In the Rwandan capital of Kigali, a government that has prided itself on being forward-looking is now rationing water, and city dwellers are returning to the days of fetching river water or paying expensive vendors to haul tanks to their homes.
But the situation has become especially politicized in Kenya, where people say that the effects of recurrent droughts are exacerbated by systematic government failings. The government currently has 500,000 metric tons of maize in strategic reserves, for instance, but the monthly requirement to feed the population is 300,000 tons, and the crisis is expected to continue for at least two months. The government is also being blamed for the systematic destruction of the country's primary water catchment area, the vast Mau Forest. Despite repeated warnings by environmental agencies, the area has been devastated over the years by politically motivated land grabs by Kenyan elites and settlements of people who have chopped down trees to make and sell charcoal.

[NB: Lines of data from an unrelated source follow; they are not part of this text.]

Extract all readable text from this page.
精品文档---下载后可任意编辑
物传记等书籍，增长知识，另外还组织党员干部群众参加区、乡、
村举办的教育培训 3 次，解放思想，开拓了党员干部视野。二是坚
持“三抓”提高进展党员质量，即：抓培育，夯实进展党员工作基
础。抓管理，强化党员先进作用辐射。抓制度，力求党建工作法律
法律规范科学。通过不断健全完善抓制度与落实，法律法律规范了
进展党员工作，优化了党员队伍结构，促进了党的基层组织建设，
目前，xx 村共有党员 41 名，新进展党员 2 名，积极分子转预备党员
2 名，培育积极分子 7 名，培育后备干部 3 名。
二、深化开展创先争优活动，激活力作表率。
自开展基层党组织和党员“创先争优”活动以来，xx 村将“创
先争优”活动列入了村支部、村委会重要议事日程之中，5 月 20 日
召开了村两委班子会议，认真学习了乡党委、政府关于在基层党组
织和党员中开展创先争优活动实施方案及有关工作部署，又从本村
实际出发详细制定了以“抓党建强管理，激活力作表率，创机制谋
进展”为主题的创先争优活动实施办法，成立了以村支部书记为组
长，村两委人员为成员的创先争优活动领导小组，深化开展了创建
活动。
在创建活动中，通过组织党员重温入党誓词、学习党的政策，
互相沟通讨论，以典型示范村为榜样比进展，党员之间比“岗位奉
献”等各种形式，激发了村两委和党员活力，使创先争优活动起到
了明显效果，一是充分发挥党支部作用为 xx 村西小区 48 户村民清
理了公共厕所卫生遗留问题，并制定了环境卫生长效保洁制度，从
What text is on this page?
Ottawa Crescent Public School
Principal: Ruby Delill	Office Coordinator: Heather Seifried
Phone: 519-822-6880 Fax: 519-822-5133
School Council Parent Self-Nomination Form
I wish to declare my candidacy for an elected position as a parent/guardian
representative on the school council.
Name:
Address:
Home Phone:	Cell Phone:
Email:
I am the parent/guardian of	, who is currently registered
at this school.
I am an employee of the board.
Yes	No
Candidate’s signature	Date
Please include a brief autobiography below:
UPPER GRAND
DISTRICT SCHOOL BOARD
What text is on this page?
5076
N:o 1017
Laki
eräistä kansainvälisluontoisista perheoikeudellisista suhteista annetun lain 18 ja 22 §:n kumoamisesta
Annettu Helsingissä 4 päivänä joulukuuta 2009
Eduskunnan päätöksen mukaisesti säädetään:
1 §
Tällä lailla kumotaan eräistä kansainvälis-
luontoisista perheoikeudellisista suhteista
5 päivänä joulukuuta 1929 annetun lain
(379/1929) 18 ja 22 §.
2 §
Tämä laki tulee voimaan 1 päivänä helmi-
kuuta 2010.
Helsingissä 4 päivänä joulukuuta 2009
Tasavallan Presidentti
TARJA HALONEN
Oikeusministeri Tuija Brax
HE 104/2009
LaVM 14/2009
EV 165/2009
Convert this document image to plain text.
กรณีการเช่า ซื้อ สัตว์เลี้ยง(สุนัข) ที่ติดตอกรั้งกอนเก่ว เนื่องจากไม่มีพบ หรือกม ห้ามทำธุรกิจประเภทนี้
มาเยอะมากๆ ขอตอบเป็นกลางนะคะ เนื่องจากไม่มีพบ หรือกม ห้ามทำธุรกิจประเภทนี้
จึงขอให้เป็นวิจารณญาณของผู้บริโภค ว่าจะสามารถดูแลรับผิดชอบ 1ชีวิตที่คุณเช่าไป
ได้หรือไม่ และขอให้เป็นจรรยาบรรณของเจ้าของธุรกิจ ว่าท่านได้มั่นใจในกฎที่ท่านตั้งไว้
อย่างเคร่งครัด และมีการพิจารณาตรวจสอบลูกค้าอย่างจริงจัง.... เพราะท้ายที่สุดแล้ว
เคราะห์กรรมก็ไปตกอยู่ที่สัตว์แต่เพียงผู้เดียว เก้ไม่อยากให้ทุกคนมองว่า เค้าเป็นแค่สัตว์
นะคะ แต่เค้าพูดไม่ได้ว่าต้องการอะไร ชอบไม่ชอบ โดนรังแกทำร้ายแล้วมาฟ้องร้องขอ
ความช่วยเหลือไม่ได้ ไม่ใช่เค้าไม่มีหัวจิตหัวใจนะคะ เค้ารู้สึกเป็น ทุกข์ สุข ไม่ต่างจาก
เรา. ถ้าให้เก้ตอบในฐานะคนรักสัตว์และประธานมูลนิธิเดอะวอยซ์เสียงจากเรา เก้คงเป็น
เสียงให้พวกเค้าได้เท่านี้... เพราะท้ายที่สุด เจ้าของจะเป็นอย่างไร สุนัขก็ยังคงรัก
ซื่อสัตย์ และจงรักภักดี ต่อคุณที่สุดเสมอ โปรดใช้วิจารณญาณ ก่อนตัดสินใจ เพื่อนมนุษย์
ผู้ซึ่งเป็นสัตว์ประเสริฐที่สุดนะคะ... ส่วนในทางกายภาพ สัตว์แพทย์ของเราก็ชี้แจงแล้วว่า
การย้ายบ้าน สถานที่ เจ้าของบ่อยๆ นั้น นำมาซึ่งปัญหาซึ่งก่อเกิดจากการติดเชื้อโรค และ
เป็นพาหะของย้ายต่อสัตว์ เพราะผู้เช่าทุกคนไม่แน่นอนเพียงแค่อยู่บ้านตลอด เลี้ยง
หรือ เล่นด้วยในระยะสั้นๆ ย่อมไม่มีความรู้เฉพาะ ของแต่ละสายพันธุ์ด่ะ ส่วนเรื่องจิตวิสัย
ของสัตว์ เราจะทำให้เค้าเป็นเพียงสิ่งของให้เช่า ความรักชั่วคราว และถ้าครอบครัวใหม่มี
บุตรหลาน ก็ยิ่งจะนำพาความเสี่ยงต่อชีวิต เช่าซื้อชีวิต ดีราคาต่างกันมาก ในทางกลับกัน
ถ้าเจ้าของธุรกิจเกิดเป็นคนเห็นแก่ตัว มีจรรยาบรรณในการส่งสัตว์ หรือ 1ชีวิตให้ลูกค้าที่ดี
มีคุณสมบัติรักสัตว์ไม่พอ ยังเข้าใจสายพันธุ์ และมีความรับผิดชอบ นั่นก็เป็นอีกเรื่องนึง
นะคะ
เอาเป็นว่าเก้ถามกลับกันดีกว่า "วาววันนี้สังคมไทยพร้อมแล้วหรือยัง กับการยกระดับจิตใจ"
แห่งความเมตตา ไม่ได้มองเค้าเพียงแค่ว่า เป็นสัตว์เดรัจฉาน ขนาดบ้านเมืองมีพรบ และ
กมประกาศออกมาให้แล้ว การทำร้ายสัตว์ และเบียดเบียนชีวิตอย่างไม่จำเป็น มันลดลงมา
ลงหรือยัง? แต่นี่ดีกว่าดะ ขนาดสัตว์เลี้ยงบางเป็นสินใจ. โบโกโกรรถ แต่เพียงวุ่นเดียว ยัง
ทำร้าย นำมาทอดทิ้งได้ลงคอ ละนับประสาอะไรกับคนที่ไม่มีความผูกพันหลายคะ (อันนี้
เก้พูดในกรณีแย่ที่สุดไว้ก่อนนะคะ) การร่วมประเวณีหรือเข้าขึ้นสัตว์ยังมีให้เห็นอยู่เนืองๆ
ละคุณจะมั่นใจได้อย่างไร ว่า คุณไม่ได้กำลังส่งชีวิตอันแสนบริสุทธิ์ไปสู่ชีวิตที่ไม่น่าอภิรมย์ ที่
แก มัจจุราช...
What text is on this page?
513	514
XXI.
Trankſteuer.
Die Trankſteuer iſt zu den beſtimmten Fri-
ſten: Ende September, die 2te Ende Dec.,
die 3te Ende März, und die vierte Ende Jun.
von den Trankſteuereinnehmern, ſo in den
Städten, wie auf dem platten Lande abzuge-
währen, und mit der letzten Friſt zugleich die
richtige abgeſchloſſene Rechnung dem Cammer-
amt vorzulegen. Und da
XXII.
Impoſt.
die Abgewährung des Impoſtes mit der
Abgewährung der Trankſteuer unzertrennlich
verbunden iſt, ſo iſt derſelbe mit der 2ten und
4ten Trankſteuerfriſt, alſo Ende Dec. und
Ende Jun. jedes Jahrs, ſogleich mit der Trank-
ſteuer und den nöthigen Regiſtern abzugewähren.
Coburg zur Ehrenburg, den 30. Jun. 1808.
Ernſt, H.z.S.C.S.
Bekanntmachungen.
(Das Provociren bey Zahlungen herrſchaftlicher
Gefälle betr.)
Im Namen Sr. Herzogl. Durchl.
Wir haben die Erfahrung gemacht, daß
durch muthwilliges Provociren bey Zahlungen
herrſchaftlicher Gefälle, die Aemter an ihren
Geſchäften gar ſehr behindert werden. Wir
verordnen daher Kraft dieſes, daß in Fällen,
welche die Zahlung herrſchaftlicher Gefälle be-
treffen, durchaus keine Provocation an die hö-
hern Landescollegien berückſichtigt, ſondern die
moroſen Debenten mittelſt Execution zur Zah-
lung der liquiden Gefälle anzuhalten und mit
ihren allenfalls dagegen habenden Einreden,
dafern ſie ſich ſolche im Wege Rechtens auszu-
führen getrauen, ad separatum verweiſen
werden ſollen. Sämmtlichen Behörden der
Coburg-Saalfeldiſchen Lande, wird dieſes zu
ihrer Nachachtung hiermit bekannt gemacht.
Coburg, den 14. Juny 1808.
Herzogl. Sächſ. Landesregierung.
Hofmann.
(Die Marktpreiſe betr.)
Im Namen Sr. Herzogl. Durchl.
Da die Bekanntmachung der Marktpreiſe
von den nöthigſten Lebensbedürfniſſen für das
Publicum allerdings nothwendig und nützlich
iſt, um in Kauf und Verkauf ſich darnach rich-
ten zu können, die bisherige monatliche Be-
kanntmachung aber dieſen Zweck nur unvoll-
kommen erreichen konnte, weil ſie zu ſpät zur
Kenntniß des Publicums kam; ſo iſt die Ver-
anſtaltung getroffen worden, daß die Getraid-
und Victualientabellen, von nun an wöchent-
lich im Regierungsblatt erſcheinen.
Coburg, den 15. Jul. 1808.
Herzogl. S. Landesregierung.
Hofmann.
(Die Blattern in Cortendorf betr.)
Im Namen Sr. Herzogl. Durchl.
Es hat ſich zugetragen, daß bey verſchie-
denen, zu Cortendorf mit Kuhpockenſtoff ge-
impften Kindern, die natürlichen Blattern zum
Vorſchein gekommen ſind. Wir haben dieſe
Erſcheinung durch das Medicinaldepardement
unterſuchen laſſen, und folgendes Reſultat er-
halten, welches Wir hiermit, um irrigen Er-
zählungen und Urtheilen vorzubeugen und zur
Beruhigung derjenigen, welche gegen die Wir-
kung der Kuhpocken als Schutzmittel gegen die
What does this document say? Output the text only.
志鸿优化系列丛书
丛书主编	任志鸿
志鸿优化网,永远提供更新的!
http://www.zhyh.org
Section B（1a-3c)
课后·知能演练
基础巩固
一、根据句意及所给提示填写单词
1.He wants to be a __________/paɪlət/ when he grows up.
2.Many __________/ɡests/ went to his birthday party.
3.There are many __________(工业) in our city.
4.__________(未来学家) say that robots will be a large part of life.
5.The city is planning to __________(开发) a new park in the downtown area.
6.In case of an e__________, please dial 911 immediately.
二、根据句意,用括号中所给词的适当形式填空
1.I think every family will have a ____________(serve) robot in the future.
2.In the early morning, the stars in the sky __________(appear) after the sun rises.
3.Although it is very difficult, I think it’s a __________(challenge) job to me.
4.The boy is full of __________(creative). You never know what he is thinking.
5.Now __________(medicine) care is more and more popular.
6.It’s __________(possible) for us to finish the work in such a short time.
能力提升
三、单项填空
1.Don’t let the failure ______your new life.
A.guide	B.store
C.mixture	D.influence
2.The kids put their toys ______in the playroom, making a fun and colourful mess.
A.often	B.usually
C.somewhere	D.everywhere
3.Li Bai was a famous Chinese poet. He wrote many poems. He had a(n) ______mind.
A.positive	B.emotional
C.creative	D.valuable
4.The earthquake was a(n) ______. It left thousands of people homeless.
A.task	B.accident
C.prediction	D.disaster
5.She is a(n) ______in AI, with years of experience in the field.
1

As a result, rivers that feed lakes, water farms and hydroelectric power plants are drying up. Though the government has pledged to stop the destruction of the forest, it has not yet taken any action. And other conservation efforts, such as promoting drip irrigation and drought-resistant crops in arid areas and diversifying power sources, have not progressed much.
So when the rains failed in parts of Kenya this year, the effects on Nairobi were predictable.
The rationing of power and water began. Food became more expensive. The cows began lumbering into the city's outskirts, dirt-blown industrial parks and suburbs from the dried-up countryside. And in the neighborhood of Kangemi, a vast sprawl of cinder-block houses and iron-sheet shacks, people stood in line for five hours Friday for their turn at a pathetic trickle of water dripping into a muddy puddle.
"It takes me 30 minutes to fill this bucket," said Sara Obanda, 47, who had finally reached the trickle and was dipping an old plastic margarine container into the puddle. For her family, she would need at least seven buckets for the day.
Normally, Obanda and her neighbors get water from shared outdoor taps, the use of which is usually covered in the monthly rent. These days, those who do not wish to wait by the puddle can buy water from a kind of water mafia that guards one of the few, sporadically working taps across the highway from the neighborhood.
One of the guards, Paul Kariuki, was filling up six 20-liter containers of water Friday, and he planned to sell each for perhaps 30 shillings -- about 40 cents. But with families stretched because of high food prices, Kariuki said that even the water-hawking business is not going well these days.
"All the problems we are facing now are because of the government," he said. "It's terrible."
Special correspondent Kassahun Addis in Addis Ababa contributed.